From gluon topology to chiral anomaly: Emergent phenomena in quark-gluon plasma

TL;DR

This paper discusses emergent phenomena in the strongly coupled quark-gluon plasma created in heavy-ion collisions, focusing on topological gluon configurations and chiral anomalies that influence observable data.

Contribution

It introduces the roles of gluon topology and chiral anomaly as emergent phenomena in sQGP, linking microscopic quantum effects to macroscopic experimental signatures.

Findings

Topologically nontrivial gluon configurations influence sQGP properties.

Chiral anomaly leads to observable anomalous transport phenomena.

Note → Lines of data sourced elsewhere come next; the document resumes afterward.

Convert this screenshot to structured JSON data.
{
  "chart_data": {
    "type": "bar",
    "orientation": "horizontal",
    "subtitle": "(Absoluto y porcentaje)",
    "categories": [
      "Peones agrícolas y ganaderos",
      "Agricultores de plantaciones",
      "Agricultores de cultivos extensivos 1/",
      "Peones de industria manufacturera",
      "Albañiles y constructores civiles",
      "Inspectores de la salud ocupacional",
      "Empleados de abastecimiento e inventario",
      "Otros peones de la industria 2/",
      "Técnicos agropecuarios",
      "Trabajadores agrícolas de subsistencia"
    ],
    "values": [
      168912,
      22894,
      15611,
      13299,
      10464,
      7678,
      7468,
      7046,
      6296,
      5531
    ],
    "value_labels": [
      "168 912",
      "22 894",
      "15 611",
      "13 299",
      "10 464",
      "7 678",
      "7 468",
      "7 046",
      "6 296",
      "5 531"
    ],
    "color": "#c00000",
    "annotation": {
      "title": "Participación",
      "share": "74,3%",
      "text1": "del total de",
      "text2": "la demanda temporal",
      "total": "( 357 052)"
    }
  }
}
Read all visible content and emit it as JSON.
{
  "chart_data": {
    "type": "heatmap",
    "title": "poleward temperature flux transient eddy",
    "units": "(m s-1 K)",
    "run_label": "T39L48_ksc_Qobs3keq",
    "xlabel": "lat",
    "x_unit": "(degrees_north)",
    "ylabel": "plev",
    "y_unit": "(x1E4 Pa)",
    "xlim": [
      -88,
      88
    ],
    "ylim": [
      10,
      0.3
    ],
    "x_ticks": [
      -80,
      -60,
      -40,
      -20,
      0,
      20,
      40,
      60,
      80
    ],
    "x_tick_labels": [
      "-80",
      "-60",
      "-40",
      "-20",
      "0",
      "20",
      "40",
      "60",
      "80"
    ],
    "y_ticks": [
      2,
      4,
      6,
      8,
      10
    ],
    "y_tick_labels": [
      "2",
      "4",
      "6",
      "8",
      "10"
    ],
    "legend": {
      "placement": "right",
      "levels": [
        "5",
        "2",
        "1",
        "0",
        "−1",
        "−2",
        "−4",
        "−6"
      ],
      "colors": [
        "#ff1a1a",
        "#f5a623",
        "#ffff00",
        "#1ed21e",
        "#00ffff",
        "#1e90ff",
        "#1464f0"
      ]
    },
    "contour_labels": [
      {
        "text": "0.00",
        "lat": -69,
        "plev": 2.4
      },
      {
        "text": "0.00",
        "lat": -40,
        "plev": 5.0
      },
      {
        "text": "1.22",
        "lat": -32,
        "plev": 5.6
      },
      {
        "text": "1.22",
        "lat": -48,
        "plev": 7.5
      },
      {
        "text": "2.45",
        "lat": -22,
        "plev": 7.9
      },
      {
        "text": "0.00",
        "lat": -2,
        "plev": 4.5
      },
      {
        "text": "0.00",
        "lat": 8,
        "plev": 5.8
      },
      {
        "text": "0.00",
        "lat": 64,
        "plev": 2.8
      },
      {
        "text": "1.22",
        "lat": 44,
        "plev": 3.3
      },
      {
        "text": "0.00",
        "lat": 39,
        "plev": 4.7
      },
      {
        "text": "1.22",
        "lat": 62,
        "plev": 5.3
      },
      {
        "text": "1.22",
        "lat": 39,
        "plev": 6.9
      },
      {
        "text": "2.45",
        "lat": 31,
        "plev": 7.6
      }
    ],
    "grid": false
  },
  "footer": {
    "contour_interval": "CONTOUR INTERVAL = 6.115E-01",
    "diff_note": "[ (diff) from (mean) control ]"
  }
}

These effects help explain experimental data from heavy-ion collisions.

Abstract

Heavy-ion collision experiments at RHIC and the LHC have found a new emergent phase of QCD, a strongly coupled quark-gluon plasma (sQGP) that is distinctively different from either the low temperature hadron phase or the very high temperature weakly coupled plasma phase. Highly nontrivial emergent phenomena occur in such sQGP and two examples will be discussed in this contribution: the magnetic component of sQGP that stems from topologically nontrivial configurations in the gluon sector; and the anomalous chiral transport that arises as macroscopic manifestation of microscopic chiral anomaly in the quark sector. For both examples, their important roles in explaining pertinent heavy-ion data will be emphasized.